Dominga smiled triumphantly. She knew she had me. She knew I wasn't leaving until I had her promised help. Damn.

“Let us retire to the basement. I will explain the test there.”

Manny's grip on my arm tightened. “Anita, you don't know what you're doing.”

He was right, but . . . “Just stay with me, Manny, back me up. Don't let me do anything that will really hurt. Okay?”

“Anita, anything she wants you to do down there will hurt. Maybe not physically, but it will hurt.”

“I have to do this, Manny.” I patted his hand and smiled. “It'll be all right.”

“No,” he said, “it won't be.”

I didn't know what to say to that, except that he was probably right. But it didn't matter. I was going to do it. Whatever she asked, within reason, if it would stop the killings. If it would fix it so that I never had to see another half-eaten body.

Dominga smiled. “Let us go downstairs.”

“May I speak with Anita alone, Señora,
por favor
,” Manny said. His hand was still on my arm. I could feel the tension in his hand.

“You will have the rest of this beautiful day to talk to her, Manuel. But I have only this short time. If she does this test for me now, I promise to aid her in any way I can to catch this killer.”

It was a powerful offer. A lot of people would talk to her just out of pure terror. The police can't inspire that. All they can do is arrest you. It wasn't enough of a deterrent. Having the undead crawl through your window . . . that was a deterrent.

Four, maybe five people were already dead. It was a bad way to die. “I've already said I'd do it. Let's go.”

She walked around the table and took Manny's arm. He jumped like she'd struck him. She pulled him away from me. “No harm will come to her, Manuel. I swear.”

“I do not trust you, Dominga.”

She laughed. “But it is her choice, Manuel. I have not forced her.”

“You have blackmailed her, Dominga. Blackmailed her with the safety of others.”

She looked back over her shoulder. “Have I blackmailed you,
chica
?”

“Yes,” I said.

“Oh, she is your student,
corazón
. She has your honesty. And your bravery.”

“She is brave, but she has not seen what lies below.”

I wanted to ask what exactly was in the basement, but I didn't. I really didn't want to know. I've had people warn me about supernatural shit before.
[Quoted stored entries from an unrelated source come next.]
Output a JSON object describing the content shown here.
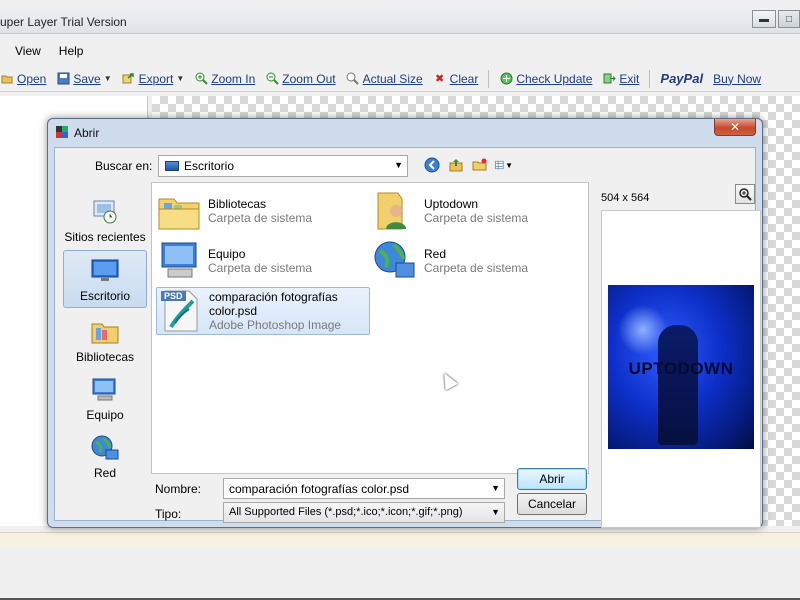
{
  "app": {
    "title": "uper Layer Trial Version",
    "window_buttons": {
      "minimize": "▬",
      "maximize": "□"
    },
    "menu": [
      "View",
      "Help"
    ],
    "toolbar": [
      {
        "icon": "open-icon",
        "label": "Open"
      },
      {
        "icon": "save-icon",
        "label": "Save",
        "dropdown": true
      },
      {
        "icon": "export-icon",
        "label": "Export",
        "dropdown": true
      },
      {
        "icon": "zoom-in-icon",
        "label": "Zoom In"
      },
      {
        "icon": "zoom-out-icon",
        "label": "Zoom Out"
      },
      {
        "icon": "actual-size-icon",
        "label": "Actual Size"
      },
      {
        "icon": "clear-icon",
        "label": "Clear"
      },
      {
        "icon": "check-update-icon",
        "label": "Check Update"
      },
      {
        "icon": "exit-icon",
        "label": "Exit"
      },
      {
        "icon": "paypal-logo",
        "label": "PayPal"
      },
      {
        "icon": "buy-now-icon",
        "label": "Buy Now"
      }
    ]
  },
  "dialog": {
    "title": "Abrir",
    "close_label": "✕",
    "look_in_label": "Buscar en:",
    "look_in_value": "Escritorio",
    "places": [
      {
        "label": "Sitios recientes",
        "icon": "recent-places-icon",
        "selected": false
      },
      {
        "label": "Escritorio",
        "icon": "desktop-icon",
        "selected": true
      },
      {
        "label": "Bibliotecas",
        "icon": "libraries-icon",
        "selected": false
      },
      {
        "label": "Equipo",
        "icon": "computer-icon",
        "selected": false
      },
      {
        "label": "Red",
        "icon": "network-icon",
        "selected": false
      }
    ],
    "files": [
      {
        "name": "Bibliotecas",
        "type": "Carpeta de sistema",
        "icon": "libraries-folder-icon"
      },
      {
        "name": "Uptodown",
        "type": "Carpeta de sistema",
        "icon": "user-folder-icon"
      },
      {
        "name": "Equipo",
        "type": "Carpeta de sistema",
        "icon": "computer-icon"
      },
      {
        "name": "Red",
        "type": "Carpeta de sistema",
        "icon": "network-icon"
      },
      {
        "name_line1": "comparación fotografías",
        "name_line2": "color.psd",
        "type": "Adobe Photoshop Image",
        "icon": "psd-file-icon",
        "badge": "PSD",
        "selected": true
      }
    ],
    "preview": {
      "size_text": "504 x 564",
      "watermark": "UPTODOWN"
    },
    "filename_label": "Nombre:",
    "filename_value": "comparación fotografías color.psd",
    "type_label": "Tipo:",
    "type_value": "All Supported Files (*.psd;*.ico;*.icon;*.gif;*.png)",
    "open_button": "Abrir",
    "cancel_button": "Cancelar"
  }
}
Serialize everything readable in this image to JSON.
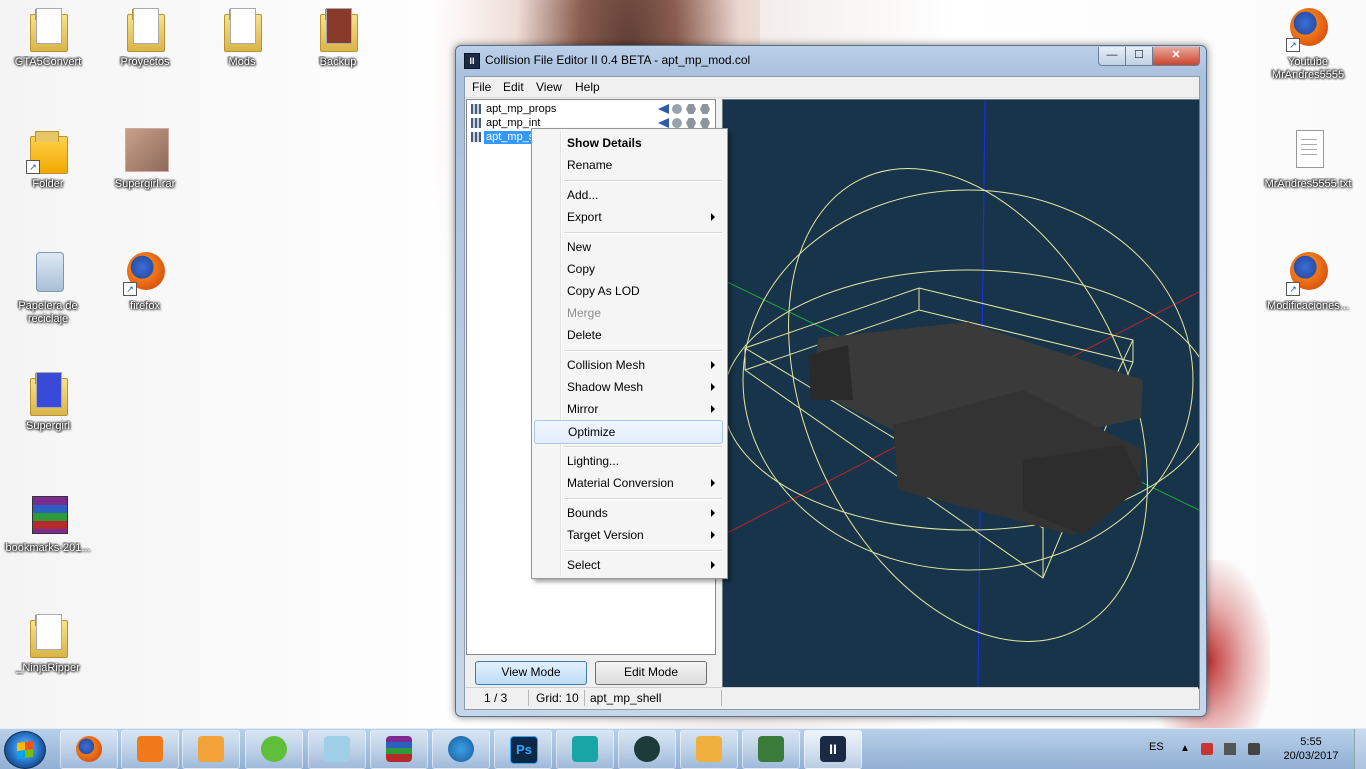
{
  "desktop": {
    "icons": [
      {
        "label": "GTA5Convert",
        "icon": "folder-icon"
      },
      {
        "label": "Proyectos",
        "icon": "folder-icon"
      },
      {
        "label": "Mods",
        "icon": "folder-icon"
      },
      {
        "label": "Backup",
        "icon": "folder-icon"
      },
      {
        "label": "Folder",
        "icon": "folder-shortcut-icon"
      },
      {
        "label": "Supergirl.rar",
        "icon": "archive-icon"
      },
      {
        "label": "Papelera de reciclaje",
        "icon": "recycle-bin-icon"
      },
      {
        "label": "firefox",
        "icon": "firefox-icon"
      },
      {
        "label": "Supergirl",
        "icon": "folder-icon"
      },
      {
        "label": "bookmarks-201...",
        "icon": "winrar-icon"
      },
      {
        "label": "_NinjaRipper",
        "icon": "folder-icon"
      },
      {
        "label": "Youtube MrAndres5555",
        "icon": "firefox-icon"
      },
      {
        "label": "MrAndres5555.txt",
        "icon": "text-file-icon"
      },
      {
        "label": "Modificaciones...",
        "icon": "firefox-icon"
      }
    ]
  },
  "window": {
    "title": "Collision File Editor II 0.4 BETA - apt_mp_mod.col",
    "controls": {
      "minimize": "—",
      "maximize": "☐",
      "close": "✕"
    }
  },
  "menubar": [
    "File",
    "Edit",
    "View",
    "Help"
  ],
  "tree": {
    "items": [
      {
        "label": "apt_mp_props",
        "selected": false
      },
      {
        "label": "apt_mp_int",
        "selected": false
      },
      {
        "label": "apt_mp_s",
        "selected": true
      }
    ]
  },
  "context_menu": {
    "items": [
      {
        "label": "Show Details",
        "bold": true
      },
      {
        "label": "Rename"
      },
      {
        "label": "Add..."
      },
      {
        "label": "Export",
        "submenu": true
      },
      {
        "label": "New"
      },
      {
        "label": "Copy"
      },
      {
        "label": "Copy As LOD"
      },
      {
        "label": "Merge",
        "disabled": true
      },
      {
        "label": "Delete"
      },
      {
        "label": "Collision Mesh",
        "submenu": true
      },
      {
        "label": "Shadow Mesh",
        "submenu": true
      },
      {
        "label": "Mirror",
        "submenu": true
      },
      {
        "label": "Optimize",
        "hover": true
      },
      {
        "label": "Lighting..."
      },
      {
        "label": "Material Conversion",
        "submenu": true
      },
      {
        "label": "Bounds",
        "submenu": true
      },
      {
        "label": "Target Version",
        "submenu": true
      },
      {
        "label": "Select",
        "submenu": true
      }
    ]
  },
  "buttons": {
    "view_mode": "View Mode",
    "edit_mode": "Edit Mode"
  },
  "statusbar": {
    "index": "1 / 3",
    "grid": "Grid: 10",
    "selection": "apt_mp_shell"
  },
  "taskbar": {
    "language": "ES",
    "time": "5:55",
    "date": "20/03/2017"
  },
  "colors": {
    "viewport_bg": "#17344a",
    "wireframe": "#e6e6a0",
    "axis_blue": "#1a2fd8",
    "axis_red": "#c02424",
    "axis_green": "#1fa83a",
    "mesh": "#3a3a3a"
  }
}
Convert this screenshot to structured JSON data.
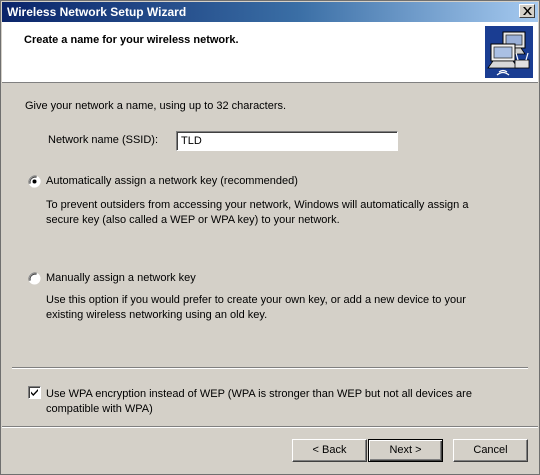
{
  "window": {
    "title": "Wireless Network Setup Wizard"
  },
  "header": {
    "title": "Create a name for your wireless network.",
    "icon": "network-computers-icon"
  },
  "intro": "Give your network a name, using up to 32 characters.",
  "ssid": {
    "label": "Network name (SSID):",
    "value": "TLD"
  },
  "options": [
    {
      "label": "Automatically assign a network key (recommended)",
      "selected": true,
      "description_line1": "To prevent outsiders from accessing your network, Windows will automatically assign a",
      "description_line2": "secure key (also called a WEP or WPA key) to your network."
    },
    {
      "label": "Manually assign a network key",
      "selected": false,
      "description_line1": "Use this option if you would prefer to create your own key, or add a new device to your",
      "description_line2": "existing wireless networking using an old key."
    }
  ],
  "wpa": {
    "checked": true,
    "label_line1": "Use WPA encryption instead of WEP (WPA is stronger than WEP but not all devices are",
    "label_line2": "compatible with WPA)"
  },
  "buttons": {
    "back": "< Back",
    "next": "Next >",
    "cancel": "Cancel"
  },
  "colors": {
    "titlebar_start": "#0a246a",
    "titlebar_end": "#a6caf0",
    "dialog_face": "#d4d0c8",
    "header_bg": "#ffffff",
    "icon_bg": "#1a3d92"
  }
}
Don't go in that room; the monster will get you. There usually is a monster, and it usually tries to get me. But up till now I've been faster or luckier than the monsters. Here's to my luck holding.

I wished that I could heed Manny's warning. Going home sounded very good about now, but duty reared its ugly head. Duty and a whisper of nightmares. I didn't want to see another butchered family.

Dominga led Manny from the room. I followed with Enzo bringing up the rear. What a day for a parade.

6

T
HE BASEMENT STAIRS
were steep, wooden slats. You could feel the vibrations in the stairs as we tromped down them. It was not comforting. The bright sunlight from the door spilled into absolute darkness. The sunlight faltered, seemed to fade as if it had no power in this cavelike place. I stopped on the grey edge of daylight, staring down into the night-dark of the room. I couldn't even make out Dominga and Manny. They had to be just in front of me, didn't they?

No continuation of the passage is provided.